Study Reveals Failure of Medical Malpractice Caps

In 2003, Texas embarked on an experiment; the state imposed medical malpractice damage caps on lawsuits against doctors. The legislation set a $250,000 limit on non-economic damages a patient could receive, and completely protected emergency room doctors from all liability except “willful and wonton” negligence.

Medical malpractice cases allow injured patients to file suit against, and receive compensation from, negligent health care providers. The proponents of malpractice caps argue that the great generator of out of control increases in health care costs is medical malpractice insurance premiums and unnecessary tests doctors request to protect themselves from potential malpractice lawsuits.

Doctors and the insurance industry lobby have long made this claim. If only they could be freed from the tyranny of frivolous lawsuits with astronomical (impliedly unjust) jury awards for plaintiffs, healthcare costs would stop increasing and a flood of new doctors would rush in to help underserved communities.

Failure of Malpractice Caps

The experience in Texas appears to undermine most of the claims made by damage cap advocates. This is documented in a recent study released by Public Citizen, ” A Failed Experiment: Health Care in Texas Has Worsened in Key Respects Since State Instituted Liability Caps in 2003.” The subtitle nicely sums up the conclusions of the report.

The study found that Medicare spending has increased faster in Texas than the national average, in spite of the “steep reduction” in litigation that followed 2003. Outpatient services costs covered by Medicare have also exceeded national averages. More Texans lack health insurance, the per capita number of doctors has not increased noticeably, and premiums for private health insurance have increased at a rate higher than the national average.

Despite the high-profile claims made by many politicians and presidential candidates, what has actually happened in Texas does not support this so-called tort reform.

The report notes the reality after eight years of malpractice caps:

“While litigation over malpractice in Texas has plummeted dramatically since the caps were imposed, residents of Texas (except for people with financial connections to liability insurance companies and, to a lesser extent, doctors) have realized few, if any, benefits. Instead, the health care picture in Texas has worsened significantly by almost any measure.”

The Real Story

A well-publicized narrative has been created by the insurance industry that implies many malpractice lawsuits are frivolous and juries unfairly award huge awards to victims.

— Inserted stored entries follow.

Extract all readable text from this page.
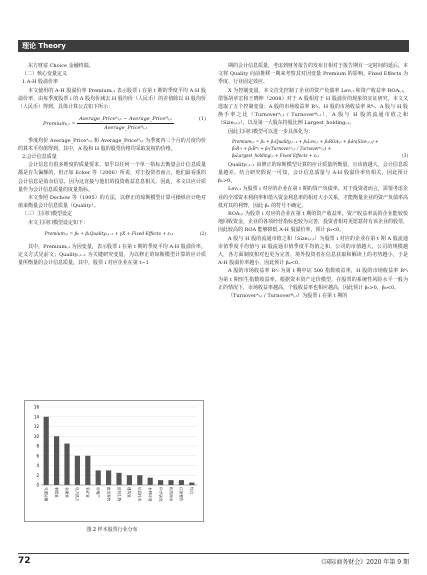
理论 Theory

东方财富 Choice 金融终端。

（二）核心变量定义

1.A-H 股溢价率

本文使用的 A-H 股溢价率 Premiumᵢ,ₜ 表示股票 i 在第 t 期的季度平均 A-H 股溢价率，由每季度股票 i 的 A 股均价减去 H 股均价（人民币）的差值除以 H 股均价（人民币）得到，具体计算公式如下所示：

Premiumᵢ,ₜ = $\frac{\text{Average\_Priceᴬᵢ,ₜ − Average\_Priceᴴᵢ,ₜ}}{\text{Average\_Priceᴴᵢ,ₜ}}$	(1)

季度均价 Average_Priceᴬᵢ,ₜ 和 Average_Priceᴴᵢ,ₜ 为季度内三个月的月度均价的算术平均值得到，其中，A 股和 H 股的股票价格均采取复权的价格。

2.会计信息质量

会计信息有很多维度的质量要求，似乎以任何一个单一指标去衡量会计信息质量都是有失偏颇的，但正如 Ecker 等（2006）所说，对于投资者而言，他们最看重的会计信息是盈余信息，因为这直接与他们的投资收益息息相关。因此，本文以应计质量作为会计信息质量的度量指标。

本文参照 Dechow 等（1995）的方法，以修正的琼斯模型计算可操纵应计绝对值来衡量会计信息质量（Quality）。

（三）主回归模型设定

本文主回归模型设定如下：

Premiumᵢ,ₜ = β₀ + β₁Qualityᵢ,ₜ₋₁ + γX + Fixed Effects + εᵢ,ₜ	(2)

其中，Premiumᵢ,ₜ 为因变量，表示股票 i 在第 t 期的季度平均 A-H 股溢价率，定义方式见前文；Qualityᵢ,ₜ₋₁ 为关键研究变量，为以修正的琼斯模型计算的应计质量所衡量的会计信息质量，其中，股票 i 对应企业在第 t−1

0
2
4
6
8
10
12
14
16
交通运输 制造业 金融业 电力热力 采矿业 房地产 批发零售 医药生物 建筑业 信息技术 水利环境 科学研究 租赁商务 住宿餐饮 综合
图 2 样本股票行业分布

期的会计信息质量，考虑到财务报告的发布日相对于报告期有一定时间的延后，本文将 Quality 向前推移一期来考察其对因变量 Premium 的影响。Fixed Effects 为季度、行业固定效应。

X 为控制变量。本文首先控制了企业的资产负债率 Levᵢ,ₜ 和资产收益率 ROAᵢ,ₜ，借鉴胡章宏和王晓坤（2008）对于 A 股相对于 H 股溢价的现象的实证研究，本文又选取了五个控制变量：A 股的市场收益率 Rᴬₜ、H 股的市场收益率 Rᴴₜ、A 股与 H 股换手率之比（Turnoverᴬᵢ,ₜ / Turnoverᴴᵢ,ₜ），A 股与 H 股的流通市值之和（Sizeᵢ,ₜ,ₜ），以及第一大股东持股比例 Largest_holdingᵢ,ₜ。

因此主回归模型可以进一步具体化为：

Premiumᵢ,ₜ = β₀ + β₁Qualityᵢ,ₜ₋₁ + β₂Levᵢ,ₜ + β₃ROAᵢ,ₜ + β₄ln(Sizeᵢ,ₜ,ₜ) +
β₅Rᴬₜ + β₆Rᴴₜ + β₇(Turnoverᴬᵢ,ₜ / Turnoverᴴᵢ,ₜ) +
β₈Largest_holdingᵢ,ₜ + Fixed Effects + εᵢ,ₜ	(3)

Qualityᵢ,ₜ₋₁ 由修正的琼斯模型计算的应计质量所衡量，且该值越大，会计信息质量越差。结合研究假说一可知，会计信息质量与 A-H 股溢价率负相关，因此预计 β₁>0。

Levᵢ,ₜ 为股票 i 对应的企业在第 t 期的资产负债率。对于投资者而言，需要考虑企业的全部资本利润率和借入资金利息率的相对大小关系，才能衡量企业的资产负债率高低对其的利弊，因此 β₂ 的符号不确定。

ROAᵢ,ₜ 为股票 i 对应的企业在第 t 期的资产收益率。资产收益率高的企业能较快地回收资金，企业的各项经营指标也较为完善，投资者相对更愿意持有该企业的股票，因此较高的 ROA 能够降低 A-H 股溢价率，预计 β₃<0。

A 股与 H 股的流通市值之和（Sizeᵢ,ₜ,ₜ）为股票 i 对应的企业在第 t 期 A 股流通市值季度平均值与 H 股流通市值季度平均值之和。公司的市值越大，公司的规模越大，各方面制度相对也更为完善，境外投资者在信息获取和解读上的劣势越小，于是 A-H 股溢价率越小，因此预计 β₄<0。

A 股的市场收益率 Rᴬₜ 为第 t 期中证 500 指数收益率，H 股的市场收益率 Rᴴₜ 为第 t 期恒生指数收益率。根据资本资产定价模型，在股票的系统性风险水平一般为正的情况下，市场收益率越高，个股收益率也相应越高，因此预计 β₅>0，β₆<0。

（Turnoverᴬᵢ,ₜ / Turnoverᴴᵢ,ₜ）为股票 i 在第 t 期的

72	《国际商务财会》2020 年第 9 期
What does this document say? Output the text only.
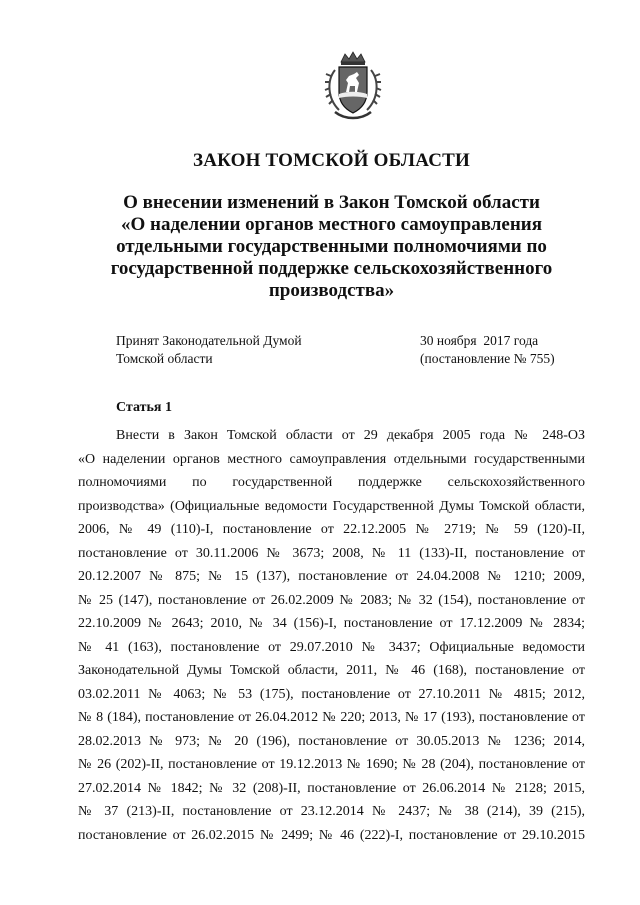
ЗАКОН ТОМСКОЙ ОБЛАСТИ
О внесении изменений в Закон Томской области
«О наделении органов местного самоуправления
отдельными государственными полномочиями по
государственной поддержке сельскохозяйственного
производства»
Принят Законодательной Думой
Томской области
30 ноября  2017 года
(постановление № 755)
Статья 1
Внести в Закон Томской области от 29 декабря 2005 года № 248-ОЗ
«О наделении органов местного самоуправления отдельными государственными
полномочиями по государственной поддержке сельскохозяйственного
производства» (Официальные ведомости Государственной Думы Томской области,
2006, № 49 (110)-I, постановление от 22.12.2005 № 2719; № 59 (120)-II,
постановление от 30.11.2006 № 3673; 2008, № 11 (133)-II, постановление от
20.12.2007 № 875; № 15 (137), постановление от 24.04.2008 № 1210; 2009,
№ 25 (147), постановление от 26.02.2009 № 2083; № 32 (154), постановление от
22.10.2009 № 2643; 2010, № 34 (156)-I, постановление от 17.12.2009 № 2834;
№ 41 (163), постановление от 29.07.2010 № 3437; Официальные ведомости
Законодательной Думы Томской области, 2011, № 46 (168), постановление от
03.02.2011 № 4063; № 53 (175), постановление от 27.10.2011 № 4815; 2012,
№ 8 (184), постановление от 26.04.2012 № 220; 2013, № 17 (193), постановление от
28.02.2013 № 973; № 20 (196), постановление от 30.05.2013 № 1236; 2014,
№ 26 (202)-II, постановление от 19.12.2013 № 1690; № 28 (204), постановление от
27.02.2014 № 1842; № 32 (208)-II, постановление от 26.06.2014 № 2128; 2015,
№ 37 (213)-II, постановление от 23.12.2014 № 2437; № 38 (214), 39 (215),
постановление от 26.02.2015 № 2499; № 46 (222)-I, постановление от 29.10.2015
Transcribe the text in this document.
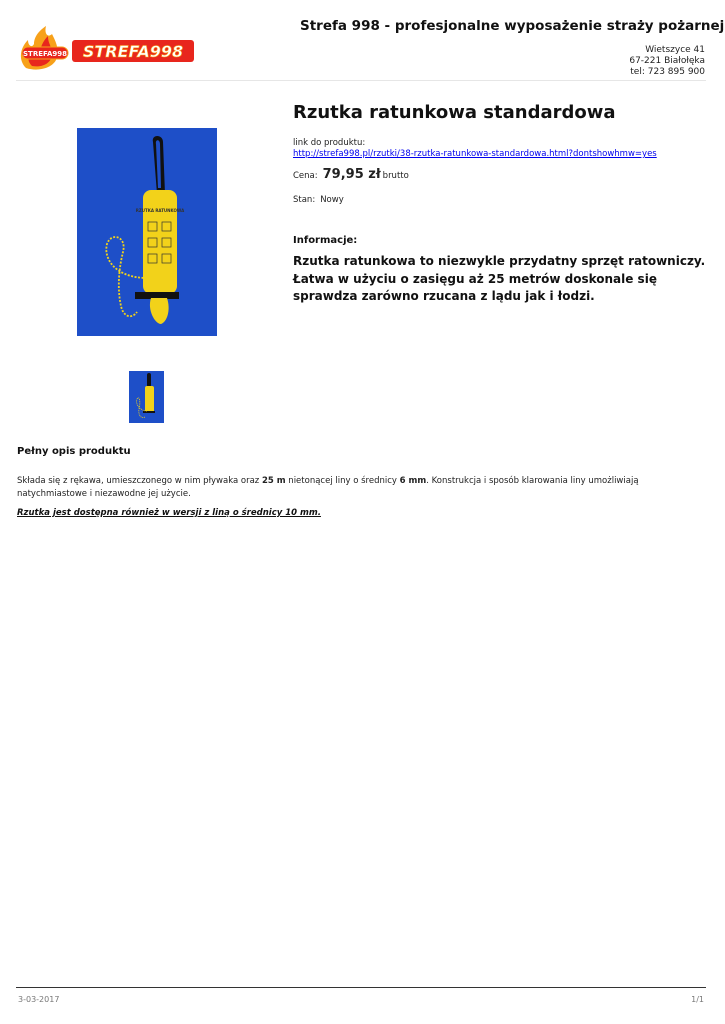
Strefa 998 - profesjonalne wyposażenie straży pożarnej
STREFA998 STREFA998	Wietszyce 41
67-221 Białołęka
tel: 723 895 900
RZUTKA RATUNKOWA
Rzutka ratunkowa standardowa
link do produktu:
http://strefa998.pl/rzutki/38-rzutka-ratunkowa-standardowa.html?dontshowhmw=yes
Cena: 79,95 zł brutto
Stan: Nowy
Informacje:
Rzutka ratunkowa to niezwykle przydatny sprzęt ratowniczy. Łatwa w użyciu o zasięgu aż 25 metrów doskonale się sprawdza zarówno rzucana z lądu jak i łodzi.
Pełny opis produktu
Składa się z rękawa, umieszczonego w nim pływaka oraz 25 m nietonącej liny o średnicy 6 mm. Konstrukcja i sposób klarowania liny umożliwiają natychmiastowe i niezawodne jej użycie.
Rzutka jest dostępna również w wersji z liną o średnicy 10 mm.
3-03-2017	1/1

This narrative is often “supported” by anecdotal evidence like the famous McDonald’s coffee spill case. Further examination of this story and statistically representative samples, however, tells the real story.

The McDonald’s case is a good example of outright fabrications told to discredit plaintiffs and their lawyers. Contrary to the legend that the McDonald’s plaintiff only suffered minor injuries due to her own fault, in actuality she suffered third-degree burns, required skin grafts and was permanently disfigured. The original $2.7 punitive damage award (reduced to $480,000) was equal to two days of McDonald’s coffee sales. It was partially based on the fact that McDonalds had been sued by over 700 persons over the years for burns from coffee, and had refused to lower the serving temperature.

The “out of control jury” giving huge awards to plaintiffs also appears to be largely a myth. A University of Michigan Law Review article, Doctors & Juries, authored by Philip G. Peters, Jr., examined malpractice cases and found that “Contrary to popular belief, the data show that juries consistently sympathize more with doctors who are sued than with patients who sue them.”

The bias is so strong that Peters reports that, “Physicians win roughly half of the cases that [their insurance company’s] expert reviewers believe physicians should lose and nearly all of the cases that experts feel physicians should win.”

Consequences of Malpractice Caps

When plaintiffs with real injuries fail to receive adequate compensation from the doctor who injured them, what happens? Their injuries don’t go away. These plaintiffs have genuine expenses and often need to turn to other forms of assistance. By artificially capping malpractice damage awards, the state of Texas has shifted the cost to the rest of us, away from the negligent doctor.

Malpractice Caps also eliminate the deterrent value of malpractice cases. When doctors are insulated from liability, they have less incentive to make the sometimes costly improvements necessary for patient safety.

New York and other states considering malpractice caps should look closely at Texas, and really consider if that is a path they want to follow in.